Надо было убрать все мелкое, подвести Узбека к главной мысли, к неизбежности строгого и нелицеприятного выбора: или он, Калита, – и тогда Узбек должен во всем и навсегда ему поверить, или тверской князь Александр, – и тогда… (Тайная грамота за пазухою жгла как огонь. Тогда он и явит ее!) Конечно, Узбек упрям, подозрителен, наскучил его просьбами. Ростов, Галич, Дмитров… Теперь вот Белоозеро и уплывший из его рук Ярославль. И более легковерный хан мог ся обеспокоить сими захватами! И Калита намеренно подталкивал Узбека к той, второй, неизбежной мысли: заменить Москву Тверью, его власть, власть Ивана Калиты, – властью Александра Тверского. Иного пути нет! Вот что должен понять, накрепко понять Узбек! Нельзя и неможно существовать им долее вместе, не может быть двух великих княжений на Руси! И Узбек, кажется, понял. Поддался наконец. Мрачно улыбаясь, не зная еще, свершит ли сказанное или нет, Узбек обронил жестокие слова:

– Чую, князь, что тяжко тебе на столе владимирском! Все говорят мне, что Александр будет сговорчивее тебя!

Толмач и тот испуганно повел глазом. Но удар Узбека, казалось, пришел впустую. Иван лишь пожал плечами и слегка вздохнул, словно путник на ночлеге, с облегчением слагающий с себя дорожную ношу.

– Что ж, кесарь! Твоя воля, твой ум. Подаришь Русь Гедимину – слова не скажу. Дари. – И в удивленные, недоуменные, закипающие гневом глаза Узбека изрек: – Грамоту я достал наконец! И слухачи подтвердят: подлинная. А далее – слова не скажу, чти сам!

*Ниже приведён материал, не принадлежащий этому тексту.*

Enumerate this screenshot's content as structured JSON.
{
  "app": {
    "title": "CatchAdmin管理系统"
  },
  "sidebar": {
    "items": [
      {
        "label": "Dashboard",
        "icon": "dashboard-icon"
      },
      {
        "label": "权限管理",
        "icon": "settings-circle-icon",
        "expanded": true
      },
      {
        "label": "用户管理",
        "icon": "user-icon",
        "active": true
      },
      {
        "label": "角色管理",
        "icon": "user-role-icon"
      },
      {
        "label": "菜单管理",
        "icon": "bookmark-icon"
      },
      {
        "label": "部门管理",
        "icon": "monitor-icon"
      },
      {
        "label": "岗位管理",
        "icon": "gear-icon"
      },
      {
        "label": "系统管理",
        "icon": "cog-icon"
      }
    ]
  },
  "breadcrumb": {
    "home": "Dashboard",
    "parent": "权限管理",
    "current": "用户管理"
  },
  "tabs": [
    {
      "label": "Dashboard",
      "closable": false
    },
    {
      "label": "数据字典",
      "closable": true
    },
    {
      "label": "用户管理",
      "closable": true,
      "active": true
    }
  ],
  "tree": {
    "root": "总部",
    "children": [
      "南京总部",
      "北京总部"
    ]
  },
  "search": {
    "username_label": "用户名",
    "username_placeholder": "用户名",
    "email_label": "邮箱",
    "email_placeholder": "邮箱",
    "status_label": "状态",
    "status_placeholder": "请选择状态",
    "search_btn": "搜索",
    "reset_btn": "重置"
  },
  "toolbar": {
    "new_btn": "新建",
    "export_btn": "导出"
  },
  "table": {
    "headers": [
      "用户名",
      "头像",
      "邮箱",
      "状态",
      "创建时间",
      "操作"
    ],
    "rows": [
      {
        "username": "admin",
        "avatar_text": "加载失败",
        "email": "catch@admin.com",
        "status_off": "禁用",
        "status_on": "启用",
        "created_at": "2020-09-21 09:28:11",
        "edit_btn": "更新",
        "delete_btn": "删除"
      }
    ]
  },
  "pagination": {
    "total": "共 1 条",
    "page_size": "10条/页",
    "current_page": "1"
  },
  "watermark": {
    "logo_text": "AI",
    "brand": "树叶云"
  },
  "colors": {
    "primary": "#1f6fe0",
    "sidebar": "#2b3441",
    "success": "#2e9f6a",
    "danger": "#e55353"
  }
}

Иван, слегка даже прикусив губу, – не дай Бог расхмылить в сей миг! – медленно достает береженый свиток, затверженный им наизусть, передает Узбеку. Строго молвит:

– Чти!

И далее – дело толмача, дело перевода грамоты (перевод готов, написан тут же, рядом с русским текстом, и в нем выделены, отчеркнуты поносные, – ах, как неосторожен был князь Александр! – охульные на его, Узбека, власть, лишние во всякой грамоте государской словеса: о «злокозненных» и «злонеистовых» татарах, и о самом Узбеке – поносно). И знал, не спросит, даже не подумает Узбек в сей час его, Иванова, торжества: когда писана грамота сия, с чем и кем сочинялась… Да, так и есть, проняло! Вот тебе твой светлый батыр, твой подручник, уже заране продавший тебя великому князю литовскому! Чти! Чти! Чти!

Узбек читал, и в нем подымалась волна бешенства. Иван недаром подчеркивал охульные слова. Не столько само предательство, сколько глумливый слог грамоты подхлестывал ярость Узбека. После того, как он поверил – почти поверил! – бесхитростному прямодушию тверича! Обман! Всюду обман! Опять обман! И этот князь, коего он почел витязем Рустамом, и этот его предает и глумится над ним! О, он покажет! Он ныне… Узбек готов был рычать, грызть кого-то зубами и в ярости кататься по коврам. Он обратил наконец блистающий взор в непривычно жесткое лицо Ивана.